Namun, menurutnya saat ini seorang maling uang rakyat atau koruptor itu semakin aman bahkan terus melakukan aksinya merampok harta negara.
“Kasihan masyarakat Indonesia. Koruptor makin Jaya,” ujar Novel.
Sementara itu, sebelumnya KPK mengklarifikasi perihal bendera mirip HT di salah satu ruang kerja Gedung Merah Putih KPK Jakarta.
Plt Juru Bicara KPK Ali Fikri dalam keterangannya di Jakarta, Sabt, mengatakan dalam peristiwa penyebaran foto bendera mirip HTI di salah satu ruang kerja Gedung Merah Putih terjadi pada September 2019.
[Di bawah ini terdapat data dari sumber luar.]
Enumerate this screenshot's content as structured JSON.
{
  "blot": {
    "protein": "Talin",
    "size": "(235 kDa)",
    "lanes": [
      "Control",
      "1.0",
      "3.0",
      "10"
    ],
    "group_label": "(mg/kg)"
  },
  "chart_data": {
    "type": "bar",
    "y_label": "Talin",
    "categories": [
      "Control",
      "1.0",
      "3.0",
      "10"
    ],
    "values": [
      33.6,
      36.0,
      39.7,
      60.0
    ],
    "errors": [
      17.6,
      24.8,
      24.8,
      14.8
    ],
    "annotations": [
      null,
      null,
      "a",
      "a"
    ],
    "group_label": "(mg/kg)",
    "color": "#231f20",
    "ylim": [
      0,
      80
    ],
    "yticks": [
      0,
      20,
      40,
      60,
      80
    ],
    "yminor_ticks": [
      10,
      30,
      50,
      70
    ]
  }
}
Bahkan, tim langsung melakukan pemeriksaan terhadap beberapa saksi, bukti, dan keterangan lain yang mendukung.
KPK menanggapi surat terbuka salah seorang pegawai KPK yang sebelumnya diberhentikan terkait penyebarluasan informasi hoaks.
“Disimpulkan bahwa yang bersangkutan sengaja dan tanpa hak telah menyebarkan informasi tidak benar (bohong) dan menyesatkan kepada pihak eksternal. Hal tersebut kemudian menimbulkan kebencian dari masyarakat yang berdampak menurunkan citra dan nama baik KPK,” ujar Ali.
Selain itu, dia mengatakan perbuatan tersebut termasuk kategori pelanggaran berat sebagaimana tertuang dalam Pasal 8 huruf s Perkom Nomor 10 Tahun 2016 tentang Disiplin Pegawai dan Penasihat KPK.
Perbuatan yang bersangkutan, melanggar kode etik KPK sebagaimana diatur Perkom Nomor 07 Tahun 2013 tentang Nilai-nilai Dasar Pribadi, Kode Etik, dan Pedoman Perilaku KPK.
“Yang bersangkutan melanggar nilai integritas untuk memiliki komitmen, loyalitas kepada komisi, dan mengenyampingkan kepentingan pribadi/golongan dalam pelaksanaan tugas, melaporkan kepada atasan, Direktorat Pengawasan Internal, dan/atau melalui "whistle blowing" apabila mengetahui adanya dugaan terjadinya pelanggaran terhadap peraturan komisi, tidak melakukan tindakan yang dapat mencemarkan nama baik komisi,” kata Ali.